Die BaFin hat jüngst in einem Konsultationspapier (Maschinelles Lernen in Risikomodellen - Charakteristika und aufsichtliche Schwerpunkte, Juli 2021) mögliche aufsichtliche Schwerpunkte für die Prüfung von Risikomodellen auf Basis maschineller Lernverfahren zur Diskussion gestellt. Es überrascht nicht, dass auch hier die Erklärbarkeit der Verfahren im Fokus steht: Je komplexer das Modell, desto schwieriger ist es, den funktionalen Zusammenhang zwischen Input und Output verbal oder mittels mathematischer Formeln dem Prüfer oder Anwender verständlich zu machen. Erklärbarkeitsmethoden (XAI) erhöhen aber nicht nur das Verständnis der Wirkungsweise, sondern - und das ist zentral - bieten zudem vielversprechende Ansätze zur Validierung der Verfahren und zur Kontrolle der Modellrisiken, indem Modellschwächen wie Overfitting aufgedeckt werden können. Gleichzeitigt würdigt das Papier die oft höhere Prognosekraft komplexer maschineller Lernverfahren im Vergleich zu einfachen Modellen (zum Beispiel Regressionsmodellen).

Im Rahmen von Entwicklung und Validierung der aktuell bei IRBA-Modellen weit verbreiteten regressionsbasierten Schätzverfahren für PD oder LGD werden einerseits Analysemethoden eingesetzt, die insoweit spezifisch auf Regressionsverfahren zugeschnitten sind, als sie auf deren strukturelle Eigenschaften abstellen: dazu zählen zum Beispiel die Messung der Modellgüte mittels des Gütemaßes R2, der F Test auf Gesamtsignifikanz der Prädiktorvariablen sowie der t-Test zur Signifikanzmessung einzelner Regressoren - wobei kritisch anzumerken ist, dass die Voraussetzungen für den t-Test (Normalverteilung der Residuen) in vielen Fällen nicht erfüllt sind. Demgegenüber kommen andererseits Analysemethoden zum Einsatz, die in den Bereich der sogenannten modellagnostischen Verfahren fallen, da sie lediglich die Ein- und Ausgabewerte des Modells, nicht aber seine strukturellen Spezifika berücksichtigen. Weitverbreitete Beispiele sind die Receiver-Operator-Charakteristik (ROC) zur Messung der Trennkraft oder der Binomialtest zur Kalibrierungsmessung.

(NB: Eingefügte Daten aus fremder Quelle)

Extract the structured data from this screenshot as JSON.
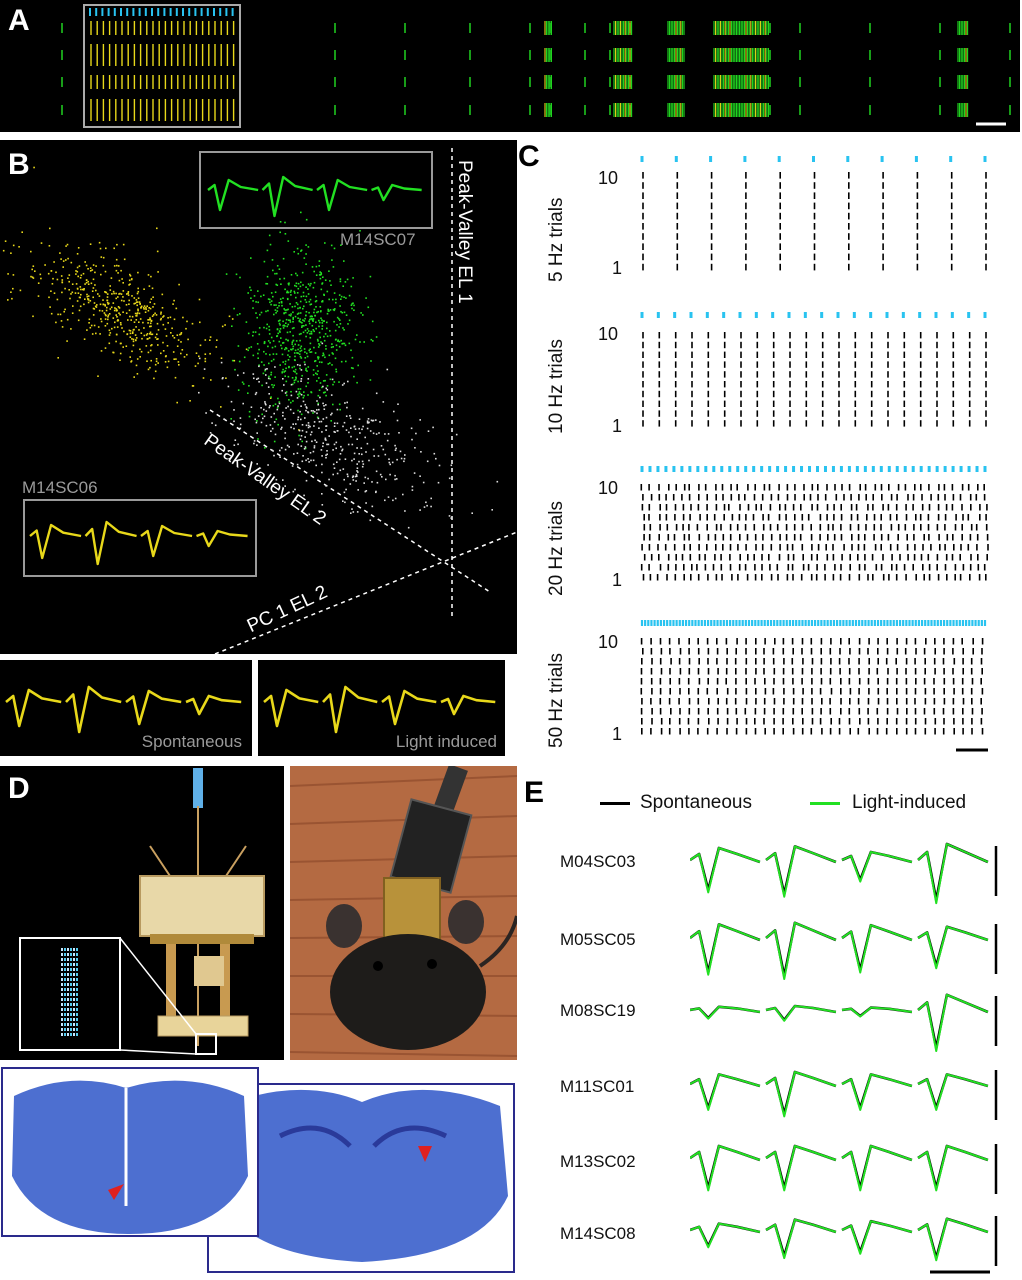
{
  "panels": {
    "a": {
      "letter": "A"
    },
    "b": {
      "letter": "B",
      "unit_top": "M14SC07",
      "unit_bottom": "M14SC06",
      "axis1": "Peak-Valley EL 1",
      "axis2": "Peak-Valley EL 2",
      "axis3": "PC 1 EL 2",
      "wave_left_label": "Spontaneous",
      "wave_right_label": "Light induced"
    },
    "c": {
      "letter": "C",
      "rasters": [
        {
          "label": "5 Hz trials",
          "top_tick": "10",
          "bottom_tick": "1",
          "stim_count": 11
        },
        {
          "label": "10 Hz trials",
          "top_tick": "10",
          "bottom_tick": "1",
          "stim_count": 22
        },
        {
          "label": "20 Hz trials",
          "top_tick": "10",
          "bottom_tick": "1",
          "stim_count": 44
        },
        {
          "label": "50 Hz trials",
          "top_tick": "10",
          "bottom_tick": "1",
          "stim_count": 110
        }
      ]
    },
    "d": {
      "letter": "D"
    },
    "e": {
      "letter": "E",
      "legend": {
        "spontaneous": "Spontaneous",
        "light": "Light-induced"
      },
      "units": [
        "M04SC03",
        "M05SC05",
        "M08SC19",
        "M11SC01",
        "M13SC02",
        "M14SC08"
      ]
    }
  },
  "colors": {
    "green": "#22e022",
    "yellow": "#e8d81a",
    "cyan": "#29c3f0",
    "blue_frame": "#2a2a8c",
    "tissue": "#4d6fd0"
  }
}
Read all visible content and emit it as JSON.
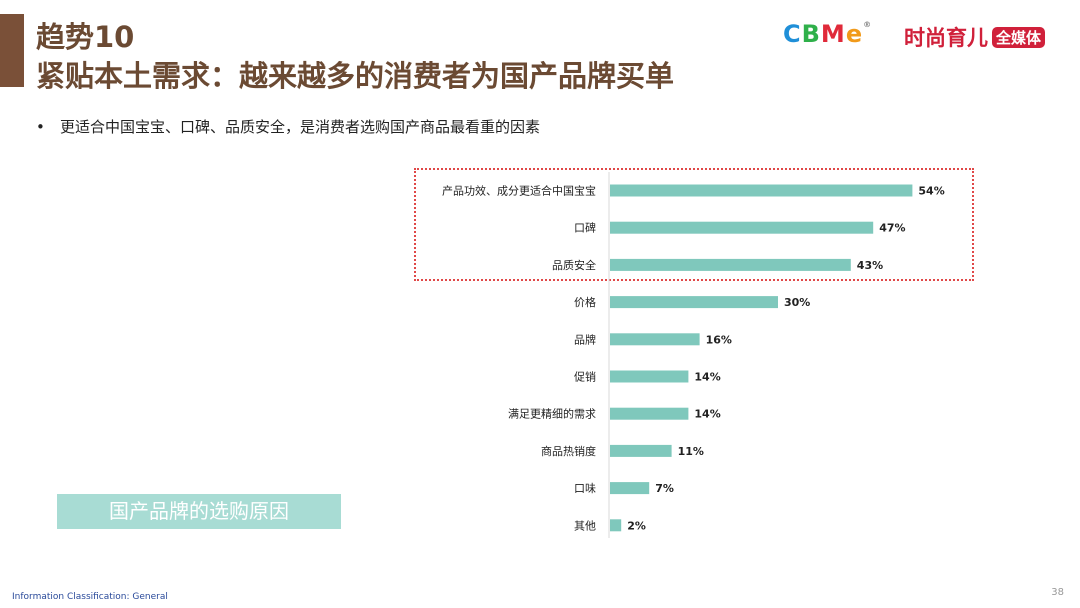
{
  "header": {
    "title_line1": "趋势10",
    "title_line2": "紧贴本土需求：越来越多的消费者为国产品牌买单",
    "accent_color": "#7a5038"
  },
  "logos": {
    "cbme_letters": [
      {
        "char": "C",
        "color": "#1f8fd8"
      },
      {
        "char": "B",
        "color": "#2fb04a"
      },
      {
        "char": "M",
        "color": "#e02a3a"
      },
      {
        "char": "e",
        "color": "#f19a1a"
      }
    ],
    "cbme_mark": "®",
    "brand_text": "时尚育儿",
    "brand_badge": "全媒体",
    "brand_color": "#d0203a"
  },
  "bullet": {
    "symbol": "•",
    "text": "更适合中国宝宝、口碑、品质安全，是消费者选购国产商品最看重的因素"
  },
  "chart_data": {
    "type": "bar",
    "orientation": "horizontal",
    "categories": [
      "产品功效、成分更适合中国宝宝",
      "口碑",
      "品质安全",
      "价格",
      "品牌",
      "促销",
      "满足更精细的需求",
      "商品热销度",
      "口味",
      "其他"
    ],
    "values": [
      54,
      47,
      43,
      30,
      16,
      14,
      14,
      11,
      7,
      2
    ],
    "value_labels": [
      "54%",
      "47%",
      "43%",
      "30%",
      "16%",
      "14%",
      "14%",
      "11%",
      "7%",
      "2%"
    ],
    "legend": "国产品牌的选购原因",
    "xlim": [
      0,
      100
    ],
    "grid": false,
    "bar_color": "#7fc8bc",
    "highlighted_categories": [
      "产品功效、成分更适合中国宝宝",
      "口碑",
      "品质安全"
    ],
    "highlight_color": "#e04848"
  },
  "footer": {
    "classification": "Information Classification: General",
    "page_number": "38"
  }
}
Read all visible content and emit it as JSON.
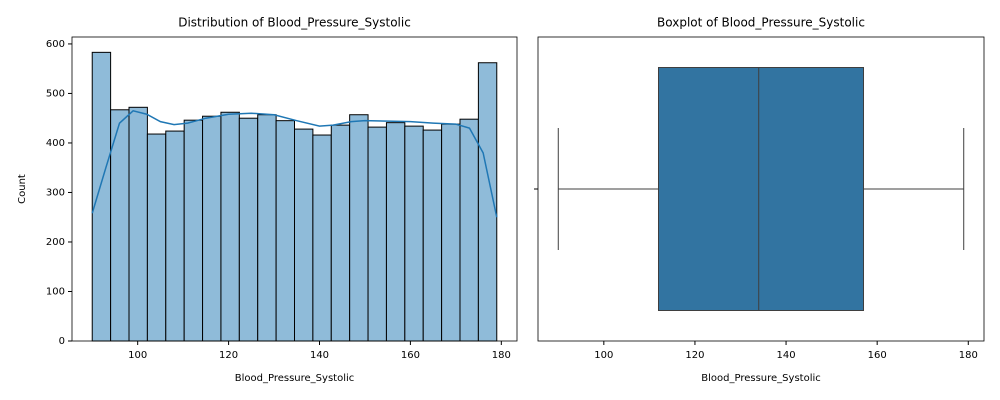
{
  "chart_data": [
    {
      "type": "histogram",
      "title": "Distribution of Blood_Pressure_Systolic",
      "xlabel": "Blood_Pressure_Systolic",
      "ylabel": "Count",
      "bins": [
        90,
        94.045,
        98.091,
        102.136,
        106.182,
        110.227,
        114.273,
        118.318,
        122.364,
        126.409,
        130.455,
        134.5,
        138.545,
        142.591,
        146.636,
        150.682,
        154.727,
        158.773,
        162.818,
        166.864,
        170.909,
        174.955,
        179
      ],
      "values": [
        583,
        467,
        472,
        418,
        424,
        446,
        454,
        462,
        450,
        457,
        445,
        428,
        416,
        436,
        457,
        432,
        441,
        434,
        426,
        438,
        448,
        562
      ],
      "color": "#8fbbd9",
      "kde": {
        "x": [
          90,
          93,
          96,
          99,
          102,
          105,
          108,
          111,
          115,
          120,
          125,
          130,
          135,
          140,
          143,
          147,
          150,
          155,
          160,
          165,
          170,
          173,
          176,
          179
        ],
        "values": [
          258,
          350,
          440,
          465,
          458,
          443,
          437,
          440,
          450,
          458,
          460,
          457,
          445,
          434,
          436,
          443,
          445,
          444,
          443,
          440,
          438,
          430,
          380,
          250
        ],
        "color": "#1f77b4"
      },
      "xlim": [
        85.55,
        183.45
      ],
      "ylim": [
        0,
        614
      ],
      "xticks": [
        100,
        120,
        140,
        160,
        180
      ],
      "yticks": [
        0,
        100,
        200,
        300,
        400,
        500,
        600
      ]
    },
    {
      "type": "box",
      "title": "Boxplot of Blood_Pressure_Systolic",
      "xlabel": "Blood_Pressure_Systolic",
      "min": 90,
      "q1": 112,
      "median": 134,
      "q3": 157,
      "max": 179,
      "color": "#3274a1",
      "xlim": [
        85.55,
        183.45
      ],
      "xticks": [
        100,
        120,
        140,
        160,
        180
      ]
    }
  ]
}
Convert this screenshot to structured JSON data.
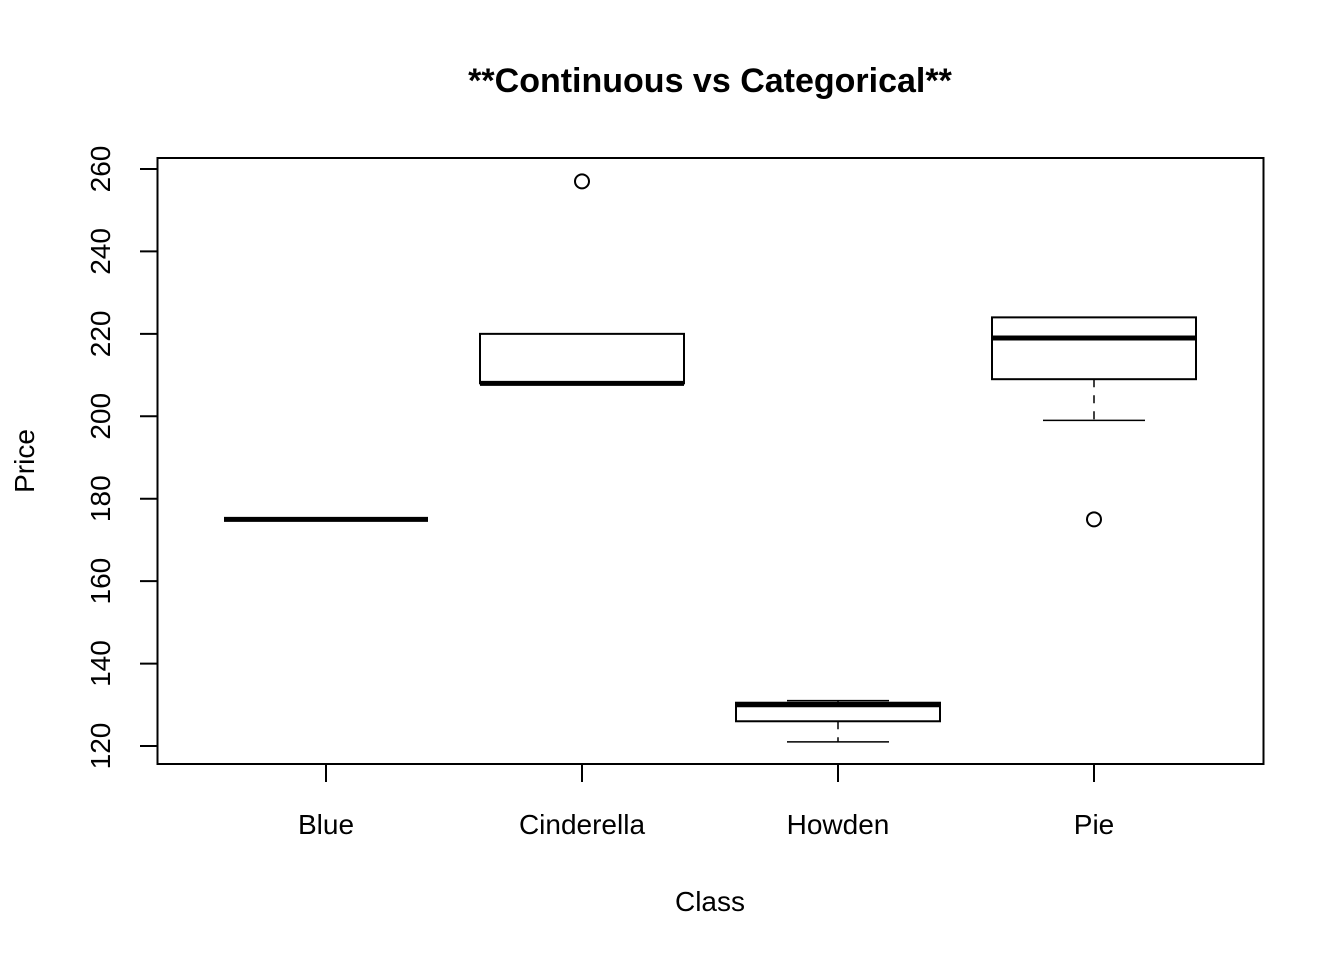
{
  "chart_data": {
    "type": "boxplot",
    "title": "**Continuous vs Categorical**",
    "xlabel": "Class",
    "ylabel": "Price",
    "categories": [
      "Blue",
      "Cinderella",
      "Howden",
      "Pie"
    ],
    "ylim": [
      116,
      263
    ],
    "yticks": [
      120,
      140,
      160,
      180,
      200,
      220,
      240,
      260
    ],
    "ytick_labels": [
      "120",
      "140",
      "160",
      "180",
      "200",
      "220",
      "240",
      "260"
    ],
    "boxes": [
      {
        "category": "Blue",
        "whisker_low": 175,
        "q1": 175,
        "median": 175,
        "q3": 175,
        "whisker_high": 175,
        "outliers": []
      },
      {
        "category": "Cinderella",
        "whisker_low": 208,
        "q1": 208,
        "median": 208,
        "q3": 220,
        "whisker_high": 220,
        "outliers": [
          257
        ]
      },
      {
        "category": "Howden",
        "whisker_low": 121,
        "q1": 126,
        "median": 130,
        "q3": 130.5,
        "whisker_high": 131,
        "outliers": []
      },
      {
        "category": "Pie",
        "whisker_low": 199,
        "q1": 209,
        "median": 219,
        "q3": 224,
        "whisker_high": 224,
        "outliers": [
          175
        ]
      }
    ],
    "grid": false,
    "legend": "none",
    "colors": {
      "line": "#000000",
      "box_fill": "#ffffff",
      "background": "#ffffff"
    }
  }
}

Unabhängig vom Einsatzgebiet ist die Erklär- und Interpretierbarkeit maschineller Lernverfahren für deren Verständnis und Akzeptanz von enormer Bedeutung. Infolgedessen stellt die Suche nach Erklärbarkeitsmethoden ein aktuell äußerst aktives Forschungsgebiet dar. Modellagnostischen Ansätzen kommt hierbei eine besondere Bedeutung zu, da sie verfahrensunabhängig sind und somit Vergleiche zwischen verschiedenen Modellen erlauben. Mittlerweile haben sich einige dieser Ansätze etabliert - nicht nur methodisch, sondern auch in Blick auf die technische Verfügbarkeit in statistischer Software. Beispiele dafür sind graphische Analysen wie Partial Dependence Plots oder Individual Conditional Expectation Plots, die Abhängigkeitsbeziehungen zwischen einzelnen Inputfaktoren und dem Output (das heißt der Prognose) des Modells visualisieren.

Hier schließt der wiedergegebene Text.